The IMF stands ready to respond to a Greek aid appeal, which hasn’t come yet, spokeswoman Caroline Atkinson told reporters in Washington today. Papandreou said he still prefers a European solution and that the EU announcing more explicit support for Greece would be enough to bring down borrowing costs without the need to actually tap emergency funds.

The risk premium on Greek 10-year bonds has more than doubled since the beginning of November on concern about the country’s ability to bring down last year’s deficit of 12.7 percent of gross domestic product, the largest in the euro’s 11- year history. Greek 10-year yields were 314 basis points over German yields today, the widest spread since March 11.

Aid Request

“If the spread does not narrow ahead of the redemption of an 8.2 billion-euro Greek bond on April 20, Greece may ask for financial support,” Holger Schmieding, chief European economist at Bank of America-Merrill Lynch in London, said in a note to investors.
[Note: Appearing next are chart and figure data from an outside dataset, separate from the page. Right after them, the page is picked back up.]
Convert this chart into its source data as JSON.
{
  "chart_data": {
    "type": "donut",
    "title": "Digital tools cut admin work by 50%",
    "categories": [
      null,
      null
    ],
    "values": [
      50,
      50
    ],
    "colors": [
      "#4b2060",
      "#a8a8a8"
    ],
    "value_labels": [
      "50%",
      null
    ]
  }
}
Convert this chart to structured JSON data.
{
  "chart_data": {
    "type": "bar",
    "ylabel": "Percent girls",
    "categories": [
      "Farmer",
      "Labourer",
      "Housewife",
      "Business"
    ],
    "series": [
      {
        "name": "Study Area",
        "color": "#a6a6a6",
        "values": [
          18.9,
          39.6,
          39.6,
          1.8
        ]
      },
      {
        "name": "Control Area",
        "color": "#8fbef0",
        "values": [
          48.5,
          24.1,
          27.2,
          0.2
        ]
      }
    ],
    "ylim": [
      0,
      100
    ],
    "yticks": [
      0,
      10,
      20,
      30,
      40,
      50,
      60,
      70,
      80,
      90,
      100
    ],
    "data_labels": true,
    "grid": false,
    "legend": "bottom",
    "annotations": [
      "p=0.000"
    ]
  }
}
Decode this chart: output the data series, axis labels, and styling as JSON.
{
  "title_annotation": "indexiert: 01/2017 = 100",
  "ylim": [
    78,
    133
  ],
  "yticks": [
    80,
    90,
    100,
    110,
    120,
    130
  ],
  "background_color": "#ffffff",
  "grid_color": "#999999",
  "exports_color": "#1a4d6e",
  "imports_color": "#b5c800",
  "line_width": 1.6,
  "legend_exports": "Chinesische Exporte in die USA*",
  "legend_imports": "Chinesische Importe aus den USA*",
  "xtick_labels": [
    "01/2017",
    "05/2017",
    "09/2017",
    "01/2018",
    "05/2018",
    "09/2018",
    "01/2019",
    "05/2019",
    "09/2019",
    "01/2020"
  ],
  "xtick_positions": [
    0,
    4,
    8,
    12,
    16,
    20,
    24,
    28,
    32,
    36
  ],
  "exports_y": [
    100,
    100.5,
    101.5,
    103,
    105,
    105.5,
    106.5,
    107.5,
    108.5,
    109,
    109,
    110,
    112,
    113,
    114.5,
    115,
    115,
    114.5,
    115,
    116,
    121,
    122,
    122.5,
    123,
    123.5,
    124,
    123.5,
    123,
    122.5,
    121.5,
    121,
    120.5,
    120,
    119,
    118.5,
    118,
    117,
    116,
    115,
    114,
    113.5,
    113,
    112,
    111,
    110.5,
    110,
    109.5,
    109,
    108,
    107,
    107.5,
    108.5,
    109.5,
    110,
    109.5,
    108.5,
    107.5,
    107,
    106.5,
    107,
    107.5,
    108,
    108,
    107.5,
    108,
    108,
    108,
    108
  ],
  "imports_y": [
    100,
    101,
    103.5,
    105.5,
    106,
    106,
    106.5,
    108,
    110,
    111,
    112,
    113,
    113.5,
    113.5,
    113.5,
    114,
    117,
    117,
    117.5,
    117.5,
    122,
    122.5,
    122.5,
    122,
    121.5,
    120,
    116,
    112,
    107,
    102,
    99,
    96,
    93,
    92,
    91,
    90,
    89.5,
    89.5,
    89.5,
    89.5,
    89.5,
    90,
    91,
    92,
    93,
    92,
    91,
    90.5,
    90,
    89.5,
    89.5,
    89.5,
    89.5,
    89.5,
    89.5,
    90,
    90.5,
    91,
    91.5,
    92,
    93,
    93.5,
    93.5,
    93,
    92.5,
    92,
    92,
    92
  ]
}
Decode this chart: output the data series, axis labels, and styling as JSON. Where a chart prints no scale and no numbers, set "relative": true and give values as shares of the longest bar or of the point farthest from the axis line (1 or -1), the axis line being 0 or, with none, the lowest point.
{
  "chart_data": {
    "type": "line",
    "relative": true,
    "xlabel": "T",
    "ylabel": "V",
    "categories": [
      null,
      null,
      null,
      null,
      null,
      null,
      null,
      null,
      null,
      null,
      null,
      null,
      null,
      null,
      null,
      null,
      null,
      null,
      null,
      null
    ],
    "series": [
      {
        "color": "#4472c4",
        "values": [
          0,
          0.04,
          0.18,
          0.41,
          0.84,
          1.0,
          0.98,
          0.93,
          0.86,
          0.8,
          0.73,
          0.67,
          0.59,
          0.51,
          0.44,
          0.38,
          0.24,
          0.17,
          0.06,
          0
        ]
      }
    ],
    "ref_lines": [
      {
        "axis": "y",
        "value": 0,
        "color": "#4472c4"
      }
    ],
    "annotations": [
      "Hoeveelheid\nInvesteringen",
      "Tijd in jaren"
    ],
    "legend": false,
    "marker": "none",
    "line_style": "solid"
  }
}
Elected in October on a platform of higher salaries and spending, Papandreou’s government has passed three packages of deficit reduction measures this year to try to convince the EU and investors it is serious about bringing the deficit down to 8.7 percent of GDP.

Papandreou said the belt-tightening measures, endorsed by European governments this week, will fail unless Greece can get access to 10-year interest rates closer to the 3.10 percent paid by Germany, Europe’s lowest.

The IMF would be the quickest route to more affordable borrowing, since it can make short-term loans at around 1.5 percent, said Carsten Brzeski, an economist at ING Group in Brussels who used to work at the European Commission. EU lending rates would be at least 3.5 percent, he said.

“Merkel is stuck,” said Henrik Enderlein, a political economist at the Hertie School of Governance in Berlin. “If it’s just a matter of the pricing of the bonds, then she cannot argue that a bailout is absolutely needed to avoid a devastating economic storm in the euro area. That’s her conundrum.”